The energy in the system changes from potential to kinetic and back **every half cycle,** but the total energy in the system is constant at all times (the dotted line is the sum of the P.E. and K.E.)

**Note:** That energy changes from KE to PE and back again **twice** in every cycle.

**Total energy = Kinetic energy + potential energy**

This applies to a mass oscillating on a spring, so we can easily calculate the total energy using the equations for kinetic energy of a mass and the potential energy stored in a spring.

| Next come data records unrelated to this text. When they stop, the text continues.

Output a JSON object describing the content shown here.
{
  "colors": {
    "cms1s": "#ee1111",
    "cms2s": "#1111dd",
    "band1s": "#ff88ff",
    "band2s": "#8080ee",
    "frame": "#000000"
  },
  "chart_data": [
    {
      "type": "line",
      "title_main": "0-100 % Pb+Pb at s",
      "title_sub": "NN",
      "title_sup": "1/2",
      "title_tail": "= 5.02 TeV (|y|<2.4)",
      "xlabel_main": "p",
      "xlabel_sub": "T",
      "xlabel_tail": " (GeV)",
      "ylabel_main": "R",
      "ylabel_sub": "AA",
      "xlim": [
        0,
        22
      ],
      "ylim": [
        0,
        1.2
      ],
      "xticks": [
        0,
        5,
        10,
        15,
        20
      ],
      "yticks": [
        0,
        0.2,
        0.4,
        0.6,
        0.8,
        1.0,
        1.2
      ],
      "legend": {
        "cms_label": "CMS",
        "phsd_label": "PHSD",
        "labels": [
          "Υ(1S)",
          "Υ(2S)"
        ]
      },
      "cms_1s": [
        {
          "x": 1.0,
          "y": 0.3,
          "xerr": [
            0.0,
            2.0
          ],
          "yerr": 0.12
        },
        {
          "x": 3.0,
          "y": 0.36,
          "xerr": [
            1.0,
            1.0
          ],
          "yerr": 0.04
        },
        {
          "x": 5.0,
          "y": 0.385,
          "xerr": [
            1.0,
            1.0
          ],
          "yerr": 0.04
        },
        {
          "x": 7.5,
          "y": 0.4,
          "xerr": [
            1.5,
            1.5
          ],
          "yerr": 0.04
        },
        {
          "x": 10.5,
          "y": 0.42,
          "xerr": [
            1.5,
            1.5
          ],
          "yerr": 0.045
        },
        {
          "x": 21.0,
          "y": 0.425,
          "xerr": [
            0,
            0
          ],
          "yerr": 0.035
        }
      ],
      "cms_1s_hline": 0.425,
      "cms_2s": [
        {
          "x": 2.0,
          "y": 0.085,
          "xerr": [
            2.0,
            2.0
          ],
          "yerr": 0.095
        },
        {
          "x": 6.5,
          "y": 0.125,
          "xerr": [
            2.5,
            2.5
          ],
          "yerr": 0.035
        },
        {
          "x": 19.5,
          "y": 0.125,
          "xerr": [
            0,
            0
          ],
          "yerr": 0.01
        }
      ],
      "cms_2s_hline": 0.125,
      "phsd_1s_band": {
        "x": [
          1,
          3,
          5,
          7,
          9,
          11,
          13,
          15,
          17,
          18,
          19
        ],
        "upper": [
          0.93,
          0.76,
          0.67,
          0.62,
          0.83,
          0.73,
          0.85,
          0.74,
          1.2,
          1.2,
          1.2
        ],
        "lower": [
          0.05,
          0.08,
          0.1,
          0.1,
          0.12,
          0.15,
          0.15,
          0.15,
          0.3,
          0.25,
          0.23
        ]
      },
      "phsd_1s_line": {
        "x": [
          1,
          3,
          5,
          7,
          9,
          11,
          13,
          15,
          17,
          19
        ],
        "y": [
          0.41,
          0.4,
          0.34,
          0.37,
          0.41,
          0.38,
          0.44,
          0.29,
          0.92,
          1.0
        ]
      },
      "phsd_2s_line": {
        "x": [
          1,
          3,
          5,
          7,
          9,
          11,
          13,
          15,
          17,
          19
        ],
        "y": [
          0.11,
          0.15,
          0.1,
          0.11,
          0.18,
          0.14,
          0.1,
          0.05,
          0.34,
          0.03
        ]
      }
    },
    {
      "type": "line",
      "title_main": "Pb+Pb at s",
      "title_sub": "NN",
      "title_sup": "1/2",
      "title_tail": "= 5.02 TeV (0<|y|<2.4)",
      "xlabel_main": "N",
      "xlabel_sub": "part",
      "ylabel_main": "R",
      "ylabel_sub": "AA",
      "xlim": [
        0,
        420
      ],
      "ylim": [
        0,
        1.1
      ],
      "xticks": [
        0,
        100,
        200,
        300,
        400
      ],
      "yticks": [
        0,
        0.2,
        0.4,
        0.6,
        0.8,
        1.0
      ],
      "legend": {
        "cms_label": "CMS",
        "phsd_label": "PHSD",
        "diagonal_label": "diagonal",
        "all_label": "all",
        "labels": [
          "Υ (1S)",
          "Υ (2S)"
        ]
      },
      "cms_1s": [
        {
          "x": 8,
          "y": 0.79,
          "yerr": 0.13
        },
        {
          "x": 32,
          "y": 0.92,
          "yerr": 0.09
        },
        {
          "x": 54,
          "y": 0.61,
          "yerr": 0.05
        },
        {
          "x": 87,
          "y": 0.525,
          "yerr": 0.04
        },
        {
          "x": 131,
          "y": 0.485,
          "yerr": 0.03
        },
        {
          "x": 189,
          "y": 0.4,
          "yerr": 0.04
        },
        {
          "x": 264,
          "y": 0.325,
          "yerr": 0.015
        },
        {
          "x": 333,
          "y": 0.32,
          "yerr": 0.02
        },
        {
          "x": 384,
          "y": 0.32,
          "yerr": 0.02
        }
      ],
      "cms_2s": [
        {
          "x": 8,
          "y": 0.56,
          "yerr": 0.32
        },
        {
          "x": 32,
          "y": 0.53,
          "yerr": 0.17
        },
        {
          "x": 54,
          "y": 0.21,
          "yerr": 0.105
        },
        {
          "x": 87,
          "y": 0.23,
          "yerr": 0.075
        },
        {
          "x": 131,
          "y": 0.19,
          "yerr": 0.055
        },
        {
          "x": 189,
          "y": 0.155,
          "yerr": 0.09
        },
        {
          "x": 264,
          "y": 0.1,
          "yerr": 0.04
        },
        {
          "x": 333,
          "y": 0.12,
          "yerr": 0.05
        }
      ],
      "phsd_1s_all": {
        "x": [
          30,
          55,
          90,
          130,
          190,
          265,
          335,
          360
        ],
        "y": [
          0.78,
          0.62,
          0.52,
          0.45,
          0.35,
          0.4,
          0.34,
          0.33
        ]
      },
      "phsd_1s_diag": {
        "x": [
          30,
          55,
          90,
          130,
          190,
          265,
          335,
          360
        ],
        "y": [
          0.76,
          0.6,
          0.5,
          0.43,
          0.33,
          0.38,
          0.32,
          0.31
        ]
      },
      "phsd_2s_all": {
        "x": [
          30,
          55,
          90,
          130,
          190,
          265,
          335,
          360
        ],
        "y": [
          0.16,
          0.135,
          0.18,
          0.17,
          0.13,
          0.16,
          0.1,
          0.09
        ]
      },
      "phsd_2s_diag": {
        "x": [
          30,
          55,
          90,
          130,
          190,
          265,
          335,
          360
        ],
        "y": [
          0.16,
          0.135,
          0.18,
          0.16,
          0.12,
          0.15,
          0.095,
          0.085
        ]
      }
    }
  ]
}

**KE** = 1/2 mv^{2} and PE = 1/2 ks^{2}

**So,**

**Total energy** = 1/2 mv^{2} + 1/2 ks^{2}

**Where:**

m = mass on the spring (kg)

v = velocity of the mass (ms^{-1})

k = spring constant

s = displacement of mass (m)

The amplitude of a wave gives an indication of the amount of energy the oscillator has. This makes sense if you think of the spring and mass. The greater the amplitude the larger the amount of energy stored in the spring when it is extended. However,

**PE** = 1/2 ks^{2} so energy must be proportional to the amplitude^{2}.

Therefore, if the Amplitude of a wave is halved, then the Energy is quartered. As the the Energy is proportional to the Amplitude squared.